Lunga Nyawe, trainee anti-poaching ranger

The trainee anti-poaching rangers on Al Jazeera's Wildlife Warzone face their biggest test yet in Monday's episode, which premieres on Monday, 21 October at 22:30GMT.

Of the nine trainees who began, only six remain. Day 16 is known as Make Or Break Day and Lunga Nyawe, a 27-year-old farmhand from the Eastern Cape, is worried he may be the next to go.

He's still having trouble with the ropes on the obstacle course. "I cannot climb the rope," he says. "I am still too fat."

Corporal Calvin is also concerned about Lunga, who left the Eastern Cape for the first time in his life to come to Hoedspruit for the ProTrack training.

"If he can't get himself up that rope, I'm going to have to fail him," the trainer says. "If I send him out to the bush and something has to happen - maybe he gets chased by a buffalo and he has to climb a tree - if I find he's been killed because he couldn't climb that tree, I know I haven't done my job."

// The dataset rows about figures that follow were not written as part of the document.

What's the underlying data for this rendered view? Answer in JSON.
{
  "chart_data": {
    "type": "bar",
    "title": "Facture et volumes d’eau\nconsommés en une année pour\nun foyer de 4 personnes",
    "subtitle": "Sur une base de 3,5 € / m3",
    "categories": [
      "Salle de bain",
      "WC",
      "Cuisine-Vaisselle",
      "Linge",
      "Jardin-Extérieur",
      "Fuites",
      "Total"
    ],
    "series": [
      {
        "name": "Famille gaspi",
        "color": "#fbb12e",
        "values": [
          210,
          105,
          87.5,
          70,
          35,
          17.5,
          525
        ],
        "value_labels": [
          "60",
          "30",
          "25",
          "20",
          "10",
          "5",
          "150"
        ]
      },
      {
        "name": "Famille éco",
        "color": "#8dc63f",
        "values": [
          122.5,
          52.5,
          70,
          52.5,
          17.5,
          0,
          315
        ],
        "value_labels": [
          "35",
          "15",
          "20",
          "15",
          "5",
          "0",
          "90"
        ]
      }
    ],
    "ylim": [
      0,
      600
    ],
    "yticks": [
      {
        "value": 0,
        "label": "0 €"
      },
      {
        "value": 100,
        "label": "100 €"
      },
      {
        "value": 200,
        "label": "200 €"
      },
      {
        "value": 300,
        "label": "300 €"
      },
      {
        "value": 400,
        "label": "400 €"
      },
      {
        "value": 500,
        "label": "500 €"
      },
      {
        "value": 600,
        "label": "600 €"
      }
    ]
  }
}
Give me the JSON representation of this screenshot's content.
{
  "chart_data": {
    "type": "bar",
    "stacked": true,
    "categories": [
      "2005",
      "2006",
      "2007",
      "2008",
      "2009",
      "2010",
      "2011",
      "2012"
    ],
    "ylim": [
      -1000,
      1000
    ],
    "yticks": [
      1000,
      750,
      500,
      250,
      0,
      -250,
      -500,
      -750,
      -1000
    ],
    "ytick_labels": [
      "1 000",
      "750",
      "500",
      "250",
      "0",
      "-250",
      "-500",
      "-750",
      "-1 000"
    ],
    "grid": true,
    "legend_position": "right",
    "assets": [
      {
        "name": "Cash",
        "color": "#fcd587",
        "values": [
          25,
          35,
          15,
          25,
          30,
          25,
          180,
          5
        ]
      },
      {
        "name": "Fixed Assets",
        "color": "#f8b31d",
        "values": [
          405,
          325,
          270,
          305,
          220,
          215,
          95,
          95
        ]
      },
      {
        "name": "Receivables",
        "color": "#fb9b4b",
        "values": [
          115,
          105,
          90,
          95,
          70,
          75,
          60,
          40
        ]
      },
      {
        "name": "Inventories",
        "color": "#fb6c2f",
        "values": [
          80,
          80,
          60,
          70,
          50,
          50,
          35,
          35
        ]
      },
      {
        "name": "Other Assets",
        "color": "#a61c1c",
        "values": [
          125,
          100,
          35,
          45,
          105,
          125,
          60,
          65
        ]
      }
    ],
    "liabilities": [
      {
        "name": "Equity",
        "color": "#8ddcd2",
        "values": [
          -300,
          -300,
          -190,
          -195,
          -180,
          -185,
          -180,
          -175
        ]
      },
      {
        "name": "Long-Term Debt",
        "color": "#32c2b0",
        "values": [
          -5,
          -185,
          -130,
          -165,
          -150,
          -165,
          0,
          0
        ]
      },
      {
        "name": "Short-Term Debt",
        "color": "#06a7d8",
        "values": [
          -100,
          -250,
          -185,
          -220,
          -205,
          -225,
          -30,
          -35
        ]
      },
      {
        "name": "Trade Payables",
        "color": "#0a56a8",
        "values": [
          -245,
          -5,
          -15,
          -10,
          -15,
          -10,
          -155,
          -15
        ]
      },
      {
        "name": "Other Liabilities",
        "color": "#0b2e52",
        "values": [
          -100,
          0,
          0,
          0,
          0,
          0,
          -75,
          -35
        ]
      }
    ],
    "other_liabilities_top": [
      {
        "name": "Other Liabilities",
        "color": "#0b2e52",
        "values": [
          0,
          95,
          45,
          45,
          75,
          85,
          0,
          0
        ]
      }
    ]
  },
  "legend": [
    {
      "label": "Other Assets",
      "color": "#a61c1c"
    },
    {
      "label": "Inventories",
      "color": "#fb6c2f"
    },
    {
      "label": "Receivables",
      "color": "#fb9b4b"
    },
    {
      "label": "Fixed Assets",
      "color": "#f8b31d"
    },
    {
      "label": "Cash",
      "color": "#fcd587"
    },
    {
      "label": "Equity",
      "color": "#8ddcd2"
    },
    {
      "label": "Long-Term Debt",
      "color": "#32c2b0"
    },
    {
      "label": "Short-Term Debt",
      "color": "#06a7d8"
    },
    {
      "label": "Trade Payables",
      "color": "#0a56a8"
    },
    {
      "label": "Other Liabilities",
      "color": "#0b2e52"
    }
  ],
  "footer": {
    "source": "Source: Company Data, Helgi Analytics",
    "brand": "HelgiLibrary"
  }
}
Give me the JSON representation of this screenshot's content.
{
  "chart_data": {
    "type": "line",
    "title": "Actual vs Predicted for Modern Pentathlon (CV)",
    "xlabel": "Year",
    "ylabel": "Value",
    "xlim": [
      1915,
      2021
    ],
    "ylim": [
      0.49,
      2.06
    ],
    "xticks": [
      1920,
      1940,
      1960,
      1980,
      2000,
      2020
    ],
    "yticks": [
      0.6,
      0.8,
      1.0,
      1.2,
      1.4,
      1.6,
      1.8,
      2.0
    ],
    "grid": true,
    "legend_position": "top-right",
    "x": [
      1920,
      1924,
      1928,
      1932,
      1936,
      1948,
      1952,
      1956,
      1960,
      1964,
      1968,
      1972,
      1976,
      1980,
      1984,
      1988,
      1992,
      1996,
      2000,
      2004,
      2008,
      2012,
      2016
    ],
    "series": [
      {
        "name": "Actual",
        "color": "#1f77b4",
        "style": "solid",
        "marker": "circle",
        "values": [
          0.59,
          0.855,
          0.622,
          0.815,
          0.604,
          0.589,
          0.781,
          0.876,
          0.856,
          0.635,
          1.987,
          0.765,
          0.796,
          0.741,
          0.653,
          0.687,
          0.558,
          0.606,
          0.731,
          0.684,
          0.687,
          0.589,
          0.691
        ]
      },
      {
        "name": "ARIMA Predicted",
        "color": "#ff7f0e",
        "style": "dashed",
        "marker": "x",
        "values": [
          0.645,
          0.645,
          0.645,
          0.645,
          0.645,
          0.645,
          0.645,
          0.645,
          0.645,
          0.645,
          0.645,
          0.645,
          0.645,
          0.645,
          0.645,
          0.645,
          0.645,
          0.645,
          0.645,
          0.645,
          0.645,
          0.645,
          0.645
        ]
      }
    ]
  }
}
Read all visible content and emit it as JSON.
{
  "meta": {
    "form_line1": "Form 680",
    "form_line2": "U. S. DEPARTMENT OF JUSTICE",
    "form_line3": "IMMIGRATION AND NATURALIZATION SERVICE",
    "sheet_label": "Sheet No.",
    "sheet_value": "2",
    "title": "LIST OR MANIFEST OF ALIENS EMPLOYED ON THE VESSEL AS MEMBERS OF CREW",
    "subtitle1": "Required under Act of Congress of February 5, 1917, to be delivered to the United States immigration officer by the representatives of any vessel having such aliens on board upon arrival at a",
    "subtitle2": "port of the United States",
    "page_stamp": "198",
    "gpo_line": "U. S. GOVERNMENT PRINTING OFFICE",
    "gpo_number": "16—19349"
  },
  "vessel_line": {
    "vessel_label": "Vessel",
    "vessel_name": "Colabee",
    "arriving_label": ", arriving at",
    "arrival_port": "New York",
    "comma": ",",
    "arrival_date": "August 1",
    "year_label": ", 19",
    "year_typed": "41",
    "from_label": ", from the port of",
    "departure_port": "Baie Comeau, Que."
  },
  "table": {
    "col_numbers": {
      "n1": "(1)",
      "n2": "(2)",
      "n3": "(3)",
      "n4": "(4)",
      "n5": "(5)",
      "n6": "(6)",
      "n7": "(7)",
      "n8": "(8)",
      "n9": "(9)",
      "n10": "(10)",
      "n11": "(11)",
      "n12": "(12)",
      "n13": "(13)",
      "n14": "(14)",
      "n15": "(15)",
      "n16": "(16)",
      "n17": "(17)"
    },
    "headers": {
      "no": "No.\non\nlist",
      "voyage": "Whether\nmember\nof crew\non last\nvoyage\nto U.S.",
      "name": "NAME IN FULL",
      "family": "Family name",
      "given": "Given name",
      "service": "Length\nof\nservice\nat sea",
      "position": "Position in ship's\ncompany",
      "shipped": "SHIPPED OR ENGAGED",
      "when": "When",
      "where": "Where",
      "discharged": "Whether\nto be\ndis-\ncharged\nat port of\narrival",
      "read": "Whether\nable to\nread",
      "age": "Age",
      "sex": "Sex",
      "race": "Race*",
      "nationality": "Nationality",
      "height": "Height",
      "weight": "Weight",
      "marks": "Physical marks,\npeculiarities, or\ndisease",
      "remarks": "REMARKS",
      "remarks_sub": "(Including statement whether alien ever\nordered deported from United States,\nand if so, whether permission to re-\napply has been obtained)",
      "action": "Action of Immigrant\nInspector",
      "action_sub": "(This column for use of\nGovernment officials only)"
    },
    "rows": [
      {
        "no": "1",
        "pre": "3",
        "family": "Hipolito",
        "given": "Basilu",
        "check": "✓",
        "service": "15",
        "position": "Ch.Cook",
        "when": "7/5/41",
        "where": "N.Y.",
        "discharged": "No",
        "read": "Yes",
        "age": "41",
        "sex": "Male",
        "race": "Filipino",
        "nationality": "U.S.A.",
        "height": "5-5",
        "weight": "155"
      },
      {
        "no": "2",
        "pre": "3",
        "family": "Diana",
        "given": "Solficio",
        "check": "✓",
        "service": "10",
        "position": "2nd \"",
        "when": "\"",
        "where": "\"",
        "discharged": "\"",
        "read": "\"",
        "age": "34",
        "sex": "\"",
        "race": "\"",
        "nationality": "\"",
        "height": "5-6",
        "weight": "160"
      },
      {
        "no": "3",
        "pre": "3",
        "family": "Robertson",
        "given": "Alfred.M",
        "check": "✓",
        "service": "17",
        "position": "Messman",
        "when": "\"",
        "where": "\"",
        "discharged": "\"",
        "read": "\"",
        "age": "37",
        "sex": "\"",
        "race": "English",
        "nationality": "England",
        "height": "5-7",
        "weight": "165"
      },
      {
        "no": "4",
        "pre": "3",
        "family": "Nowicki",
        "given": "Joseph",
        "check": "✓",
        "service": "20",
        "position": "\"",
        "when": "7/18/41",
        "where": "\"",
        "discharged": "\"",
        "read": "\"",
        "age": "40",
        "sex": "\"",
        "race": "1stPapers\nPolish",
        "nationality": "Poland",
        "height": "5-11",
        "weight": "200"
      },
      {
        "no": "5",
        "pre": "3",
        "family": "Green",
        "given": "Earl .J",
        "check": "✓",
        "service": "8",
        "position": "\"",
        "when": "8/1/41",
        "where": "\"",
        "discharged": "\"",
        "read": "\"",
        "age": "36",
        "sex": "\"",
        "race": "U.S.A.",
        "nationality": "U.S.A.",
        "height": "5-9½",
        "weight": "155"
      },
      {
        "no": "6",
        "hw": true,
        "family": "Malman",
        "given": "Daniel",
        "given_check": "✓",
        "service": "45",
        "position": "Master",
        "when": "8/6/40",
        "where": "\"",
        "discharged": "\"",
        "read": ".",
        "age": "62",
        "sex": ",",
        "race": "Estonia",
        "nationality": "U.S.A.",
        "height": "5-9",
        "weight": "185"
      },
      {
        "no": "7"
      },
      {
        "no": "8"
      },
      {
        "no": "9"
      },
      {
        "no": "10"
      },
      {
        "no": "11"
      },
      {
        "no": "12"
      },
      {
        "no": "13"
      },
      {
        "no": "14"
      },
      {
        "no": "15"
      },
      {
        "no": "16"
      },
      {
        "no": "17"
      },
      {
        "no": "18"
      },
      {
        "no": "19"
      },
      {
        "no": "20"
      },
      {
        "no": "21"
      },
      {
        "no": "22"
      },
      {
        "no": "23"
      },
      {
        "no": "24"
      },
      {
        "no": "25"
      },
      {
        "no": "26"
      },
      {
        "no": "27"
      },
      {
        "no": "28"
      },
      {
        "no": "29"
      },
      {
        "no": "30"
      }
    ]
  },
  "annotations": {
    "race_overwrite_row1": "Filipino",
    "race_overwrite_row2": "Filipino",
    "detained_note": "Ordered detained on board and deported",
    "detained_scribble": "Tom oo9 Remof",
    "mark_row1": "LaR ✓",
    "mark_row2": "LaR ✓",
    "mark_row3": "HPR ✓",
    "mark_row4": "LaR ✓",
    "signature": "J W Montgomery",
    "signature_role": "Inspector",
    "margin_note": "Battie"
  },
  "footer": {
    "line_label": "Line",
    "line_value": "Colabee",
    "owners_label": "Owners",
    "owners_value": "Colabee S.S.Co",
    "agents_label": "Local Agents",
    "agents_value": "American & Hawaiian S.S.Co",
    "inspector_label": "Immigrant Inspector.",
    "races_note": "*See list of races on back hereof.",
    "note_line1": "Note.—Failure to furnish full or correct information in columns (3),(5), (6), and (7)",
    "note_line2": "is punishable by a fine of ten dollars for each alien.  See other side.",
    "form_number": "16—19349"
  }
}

But Lunga's not the only person struggling.

Chrisjan Visser is a 21-year-old Cape Tonian who's dreamt of being a ranger since he was a child. He's a qualified wildlife guide but he wants to be on the frontline against rhino-poaching, not just driving tourists around in a Jeep. But his old knee injury is playing up, sending pain shooting up his back during their run. Injury has already crushed the dreams of another trainee, Nabiel Leon, so will Chrisjan be the next casualty?



In Monday's episode, the trainees will learn what it means to carry a team-member (literally), how to search a suspicious car, how to handle puff adders and pythons, and how and when to fire their rifles.

Heartbreakingly, they will also find and autopsy a dead rhino, just one of the 800 expected to die in South Africa this year.

This third episode in the six-part series screens from Monday, 21 October at 22:30GMT, with additional screenings on Tuesdays at 9:30GMT, Wednesdays at 03:30GMT, and Thursdays at 16:30GMT.